Pour pousser jusqu’au bout sa démarche nostalgique, Dominique Farrugia, ses décorateurs, ses costumiers et ses accessoiristes effectuent un travail minutieux de reconstitution du milieu des années 80, des magazines aux posters dans les chambres d’ados en passant par les jeux, les gadgets, les journaux, les spots de pub, les véhicules, les tenues et bien sûr la musique. Dubosc et Merad assurent, dans un duo comique qui tombe sous le sens et auquel ils ne s’étaient pourtant encore jamais prêtés. C’est en effet la première fois que les deux acteurs partagent le haut d’une affiche, même s’ils apparaissaient dans Iznogoud sans s’y croiser.
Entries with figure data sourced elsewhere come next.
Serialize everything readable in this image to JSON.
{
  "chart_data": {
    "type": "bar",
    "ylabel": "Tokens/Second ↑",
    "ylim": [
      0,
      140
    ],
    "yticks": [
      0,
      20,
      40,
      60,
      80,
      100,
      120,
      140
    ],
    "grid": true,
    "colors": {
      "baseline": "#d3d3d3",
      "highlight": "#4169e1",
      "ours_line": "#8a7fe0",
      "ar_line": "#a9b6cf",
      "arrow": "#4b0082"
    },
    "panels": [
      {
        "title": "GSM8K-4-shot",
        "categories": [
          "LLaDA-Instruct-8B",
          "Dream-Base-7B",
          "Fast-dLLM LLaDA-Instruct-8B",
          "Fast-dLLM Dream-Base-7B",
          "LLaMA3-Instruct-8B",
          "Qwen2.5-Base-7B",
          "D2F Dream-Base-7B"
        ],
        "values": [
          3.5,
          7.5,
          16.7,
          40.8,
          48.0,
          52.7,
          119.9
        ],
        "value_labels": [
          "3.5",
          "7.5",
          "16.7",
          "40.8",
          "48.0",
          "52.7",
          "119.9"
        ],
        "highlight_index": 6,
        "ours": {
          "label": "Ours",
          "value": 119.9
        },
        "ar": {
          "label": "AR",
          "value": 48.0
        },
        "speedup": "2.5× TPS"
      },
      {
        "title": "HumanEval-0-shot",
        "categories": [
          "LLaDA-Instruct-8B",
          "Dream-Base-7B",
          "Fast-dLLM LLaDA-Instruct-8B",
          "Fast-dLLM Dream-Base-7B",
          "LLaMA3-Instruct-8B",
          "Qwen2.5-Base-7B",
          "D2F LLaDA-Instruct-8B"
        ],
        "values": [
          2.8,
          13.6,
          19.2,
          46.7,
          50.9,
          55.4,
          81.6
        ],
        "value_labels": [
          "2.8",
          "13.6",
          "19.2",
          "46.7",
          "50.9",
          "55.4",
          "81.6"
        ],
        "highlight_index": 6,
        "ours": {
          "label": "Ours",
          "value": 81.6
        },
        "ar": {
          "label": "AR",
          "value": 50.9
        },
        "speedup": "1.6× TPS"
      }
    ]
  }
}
Le scénario leur laisse quelques zones d’improvisation, notamment dans les scènes au cours desquelles ils tentent de pitcher des films à succès (dont Bienvenue chez les Ch’tis et Les Visiteurs) à la société de production de Claude Berri ou de convaincre Eddy Barclay de financer la comédie musicale « Les Dix Commandements ». Si la mise en scène reste minimaliste, laissant les acteurs faire leur numéro, quelques astuces visuelles permettent de rappeler aux spectateurs l’argument fantastique du film, notamment les miroirs qui reflètent nos héros sous leur apparence d’adolescents, même si nous continuons à les voir avec leurs corps d’adultes. Dommage que le scénario peine à tenir les promesses de son postulat et finisse par patiner sans échapper aux clichés et aux situations attendues, jusqu’à un final prévisible qui semble emprunter sa structure à celle de l’épilogue de Retour vers le futur – l’une des nombreuses références d’un Dominique Farrugia dont la cinéphilie n’est plus à prouver.

 

(1) Extrait d’une interview parue dans Télé 7 Jours en 2015.